In the Rock, Bergmanson and his prosthesis aren't getting along. More than halfway through the allotted 30 minutes, he is staring at a dense spreadsheet of information on nuclear energy use by state. He's spent almost 10 minutes entering calculations into Google.

Quist, the librarian, isn't faring too well either. He has a frustrated look on his face as he scans another database and scribbles some information down on a notepad beside him. His pencil slips out of his hand onto the ground and he pounds his fist on the table - precious seconds have been lost.

Other competitors seem to be using their time more efficiently. A student behind Bergmanson watches YouTube in one window while he searches the database ProQuest in another.

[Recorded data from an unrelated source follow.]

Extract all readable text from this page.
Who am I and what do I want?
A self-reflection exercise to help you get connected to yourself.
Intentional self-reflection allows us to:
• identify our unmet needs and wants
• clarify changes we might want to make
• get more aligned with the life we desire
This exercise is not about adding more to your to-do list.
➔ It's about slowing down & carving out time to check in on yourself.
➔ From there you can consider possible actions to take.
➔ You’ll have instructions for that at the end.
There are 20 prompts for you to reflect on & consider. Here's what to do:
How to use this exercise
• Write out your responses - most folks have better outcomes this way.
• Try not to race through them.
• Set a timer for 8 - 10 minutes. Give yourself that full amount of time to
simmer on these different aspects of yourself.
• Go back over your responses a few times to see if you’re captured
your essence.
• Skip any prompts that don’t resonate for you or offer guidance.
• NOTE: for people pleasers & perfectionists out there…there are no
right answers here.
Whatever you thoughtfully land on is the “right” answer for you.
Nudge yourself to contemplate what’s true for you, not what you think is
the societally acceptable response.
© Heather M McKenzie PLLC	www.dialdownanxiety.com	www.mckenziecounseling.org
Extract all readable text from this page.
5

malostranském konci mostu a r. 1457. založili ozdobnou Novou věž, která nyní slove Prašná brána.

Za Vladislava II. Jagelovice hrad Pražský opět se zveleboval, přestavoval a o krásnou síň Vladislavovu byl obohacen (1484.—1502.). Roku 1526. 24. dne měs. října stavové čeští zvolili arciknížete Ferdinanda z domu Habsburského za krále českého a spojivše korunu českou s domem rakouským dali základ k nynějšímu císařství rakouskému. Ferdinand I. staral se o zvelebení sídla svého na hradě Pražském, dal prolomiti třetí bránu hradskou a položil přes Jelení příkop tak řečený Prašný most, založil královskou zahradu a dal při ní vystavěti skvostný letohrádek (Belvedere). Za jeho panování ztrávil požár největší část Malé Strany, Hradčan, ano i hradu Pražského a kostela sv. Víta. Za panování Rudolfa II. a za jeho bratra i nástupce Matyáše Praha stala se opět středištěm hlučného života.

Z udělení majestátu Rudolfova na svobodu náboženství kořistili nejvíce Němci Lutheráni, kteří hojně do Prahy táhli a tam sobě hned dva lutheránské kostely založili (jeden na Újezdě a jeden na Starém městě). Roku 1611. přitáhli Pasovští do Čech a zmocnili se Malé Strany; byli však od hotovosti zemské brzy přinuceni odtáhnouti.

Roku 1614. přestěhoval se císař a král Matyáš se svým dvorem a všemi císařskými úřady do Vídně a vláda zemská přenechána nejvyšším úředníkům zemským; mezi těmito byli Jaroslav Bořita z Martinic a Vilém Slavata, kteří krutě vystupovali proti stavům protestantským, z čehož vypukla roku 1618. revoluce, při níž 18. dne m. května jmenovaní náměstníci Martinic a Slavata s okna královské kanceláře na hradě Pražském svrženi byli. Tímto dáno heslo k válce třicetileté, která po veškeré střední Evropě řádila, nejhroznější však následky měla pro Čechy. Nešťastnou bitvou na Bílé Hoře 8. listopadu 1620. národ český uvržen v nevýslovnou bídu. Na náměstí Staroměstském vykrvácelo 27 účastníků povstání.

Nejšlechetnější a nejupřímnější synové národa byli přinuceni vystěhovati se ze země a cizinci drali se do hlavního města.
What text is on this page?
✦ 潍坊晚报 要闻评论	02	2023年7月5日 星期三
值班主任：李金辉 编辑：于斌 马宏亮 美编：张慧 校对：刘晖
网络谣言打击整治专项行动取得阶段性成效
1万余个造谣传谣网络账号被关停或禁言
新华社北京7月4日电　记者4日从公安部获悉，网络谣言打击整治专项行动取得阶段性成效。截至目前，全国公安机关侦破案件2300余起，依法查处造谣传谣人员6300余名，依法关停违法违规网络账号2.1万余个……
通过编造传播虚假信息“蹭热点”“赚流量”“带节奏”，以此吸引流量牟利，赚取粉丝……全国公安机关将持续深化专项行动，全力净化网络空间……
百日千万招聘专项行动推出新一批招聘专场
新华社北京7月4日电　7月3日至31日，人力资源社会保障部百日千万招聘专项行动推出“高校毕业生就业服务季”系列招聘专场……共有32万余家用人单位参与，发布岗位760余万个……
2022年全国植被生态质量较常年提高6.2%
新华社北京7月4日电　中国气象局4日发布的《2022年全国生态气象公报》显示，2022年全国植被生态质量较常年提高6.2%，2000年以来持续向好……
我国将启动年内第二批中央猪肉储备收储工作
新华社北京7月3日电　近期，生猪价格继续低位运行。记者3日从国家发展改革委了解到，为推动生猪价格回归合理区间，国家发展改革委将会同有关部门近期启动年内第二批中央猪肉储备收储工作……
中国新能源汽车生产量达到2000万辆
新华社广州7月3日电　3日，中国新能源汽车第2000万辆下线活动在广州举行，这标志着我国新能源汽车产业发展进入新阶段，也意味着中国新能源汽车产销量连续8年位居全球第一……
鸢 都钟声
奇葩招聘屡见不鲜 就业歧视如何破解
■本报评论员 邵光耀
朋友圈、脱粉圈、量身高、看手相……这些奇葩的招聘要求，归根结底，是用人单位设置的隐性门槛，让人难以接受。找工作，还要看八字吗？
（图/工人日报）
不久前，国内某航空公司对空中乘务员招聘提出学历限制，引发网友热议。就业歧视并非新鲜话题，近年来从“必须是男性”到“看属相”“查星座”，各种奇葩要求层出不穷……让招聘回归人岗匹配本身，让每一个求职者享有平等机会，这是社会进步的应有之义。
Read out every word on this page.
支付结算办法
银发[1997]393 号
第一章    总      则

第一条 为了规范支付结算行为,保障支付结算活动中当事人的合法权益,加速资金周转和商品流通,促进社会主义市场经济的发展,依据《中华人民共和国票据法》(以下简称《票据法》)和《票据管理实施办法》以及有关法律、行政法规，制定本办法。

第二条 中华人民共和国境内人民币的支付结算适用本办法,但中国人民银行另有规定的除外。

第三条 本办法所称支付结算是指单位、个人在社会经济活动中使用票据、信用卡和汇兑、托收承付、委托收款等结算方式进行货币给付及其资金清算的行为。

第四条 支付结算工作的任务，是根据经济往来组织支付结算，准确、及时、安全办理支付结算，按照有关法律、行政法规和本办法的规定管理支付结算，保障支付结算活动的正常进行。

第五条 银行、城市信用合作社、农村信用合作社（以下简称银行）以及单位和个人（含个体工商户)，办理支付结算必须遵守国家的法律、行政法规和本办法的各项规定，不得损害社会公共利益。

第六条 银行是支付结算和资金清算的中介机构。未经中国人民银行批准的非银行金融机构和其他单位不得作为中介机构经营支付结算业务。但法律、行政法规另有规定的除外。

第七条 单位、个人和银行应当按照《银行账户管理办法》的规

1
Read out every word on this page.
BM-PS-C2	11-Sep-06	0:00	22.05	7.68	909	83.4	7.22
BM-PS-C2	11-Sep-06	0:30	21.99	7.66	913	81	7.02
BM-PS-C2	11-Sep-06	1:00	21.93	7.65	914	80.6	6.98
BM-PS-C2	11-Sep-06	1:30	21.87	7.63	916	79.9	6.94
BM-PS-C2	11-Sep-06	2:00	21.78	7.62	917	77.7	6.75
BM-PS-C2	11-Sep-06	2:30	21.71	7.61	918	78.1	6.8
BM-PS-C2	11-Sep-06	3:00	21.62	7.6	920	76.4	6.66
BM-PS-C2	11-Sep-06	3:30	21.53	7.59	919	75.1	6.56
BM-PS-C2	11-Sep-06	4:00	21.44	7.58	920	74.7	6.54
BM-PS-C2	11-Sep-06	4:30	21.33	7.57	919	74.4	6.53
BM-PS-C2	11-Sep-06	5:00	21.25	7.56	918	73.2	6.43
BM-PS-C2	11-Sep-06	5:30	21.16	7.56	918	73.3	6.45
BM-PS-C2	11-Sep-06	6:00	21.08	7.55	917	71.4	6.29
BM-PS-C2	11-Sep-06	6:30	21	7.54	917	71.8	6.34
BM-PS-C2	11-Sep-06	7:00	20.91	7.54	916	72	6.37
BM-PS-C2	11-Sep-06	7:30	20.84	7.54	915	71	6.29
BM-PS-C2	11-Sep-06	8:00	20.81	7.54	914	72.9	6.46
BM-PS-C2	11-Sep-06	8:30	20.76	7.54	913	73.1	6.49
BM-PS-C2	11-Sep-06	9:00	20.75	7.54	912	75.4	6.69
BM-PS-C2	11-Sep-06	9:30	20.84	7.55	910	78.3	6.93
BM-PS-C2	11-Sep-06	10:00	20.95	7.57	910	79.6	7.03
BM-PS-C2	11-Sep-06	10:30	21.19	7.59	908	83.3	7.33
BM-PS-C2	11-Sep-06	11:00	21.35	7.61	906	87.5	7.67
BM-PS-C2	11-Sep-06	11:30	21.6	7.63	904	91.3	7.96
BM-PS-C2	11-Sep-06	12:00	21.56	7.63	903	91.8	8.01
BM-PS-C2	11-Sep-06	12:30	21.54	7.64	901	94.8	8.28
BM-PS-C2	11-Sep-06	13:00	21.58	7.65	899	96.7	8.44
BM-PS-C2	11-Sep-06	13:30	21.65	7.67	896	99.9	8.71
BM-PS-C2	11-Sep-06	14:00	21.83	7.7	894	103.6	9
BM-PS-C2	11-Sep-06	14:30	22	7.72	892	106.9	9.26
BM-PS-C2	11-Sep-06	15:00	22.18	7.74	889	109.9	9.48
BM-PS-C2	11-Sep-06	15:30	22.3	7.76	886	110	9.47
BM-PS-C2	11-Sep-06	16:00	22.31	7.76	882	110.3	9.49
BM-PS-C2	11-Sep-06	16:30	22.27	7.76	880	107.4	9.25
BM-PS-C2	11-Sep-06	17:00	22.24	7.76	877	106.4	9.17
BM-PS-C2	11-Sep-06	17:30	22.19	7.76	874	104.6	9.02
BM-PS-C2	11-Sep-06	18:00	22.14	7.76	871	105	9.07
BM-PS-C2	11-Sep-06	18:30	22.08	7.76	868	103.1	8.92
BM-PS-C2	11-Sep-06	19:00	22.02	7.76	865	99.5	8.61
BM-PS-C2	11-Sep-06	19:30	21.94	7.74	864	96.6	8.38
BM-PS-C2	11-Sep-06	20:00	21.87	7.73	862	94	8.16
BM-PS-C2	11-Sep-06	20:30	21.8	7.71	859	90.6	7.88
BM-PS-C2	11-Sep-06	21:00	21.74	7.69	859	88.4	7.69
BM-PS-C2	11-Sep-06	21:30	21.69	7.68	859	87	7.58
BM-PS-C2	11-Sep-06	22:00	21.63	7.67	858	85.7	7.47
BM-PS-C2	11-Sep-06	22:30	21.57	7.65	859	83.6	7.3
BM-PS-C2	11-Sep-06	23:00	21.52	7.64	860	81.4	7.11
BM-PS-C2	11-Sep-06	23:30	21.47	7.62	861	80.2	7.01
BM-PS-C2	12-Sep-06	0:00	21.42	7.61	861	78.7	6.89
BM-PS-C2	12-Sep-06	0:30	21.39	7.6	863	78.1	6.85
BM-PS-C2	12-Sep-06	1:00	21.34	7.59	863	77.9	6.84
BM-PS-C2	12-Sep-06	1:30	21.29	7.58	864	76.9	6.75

By the time the contest draws to a close, Bergmanson and Quist look flustered.

"I think my only chance is if everybody else completely screwed up," Bergmanson says.

"I probably got four points," Quist adds.

The victors are Michael Fruta '09 and Catherine McCarthy '11, who edge out Herald Business Staffer Ben Xiong '11 to tie for first and split the prize money. Their scores of 33 points are the most ever scored in the contest, Poynter says, placing them ahead of their peers at the University of Florida, Indiana University and Purdue.

But for all the effort put into the contest to focus on database usage, the winning strategy appears to have been no strategy at all.

"I don't know how to use the databases," says McCarthy, a neuroscience concentrator. "I just used Google."

Fruta and McCarthy both say they did not prepare for the contest and cherry picked the easy questions first, earning quick points before trying the more difficult ones.

"I thought I might have (had) the wrong strategy," Fruta says.

So how did he win? Fruta, a gender and sexuality studies concentrator, smiles and credits "the free time and independence I had from my concentration."

"Oh, and I ate at the Ratty before this," he says. "I don't usually do that."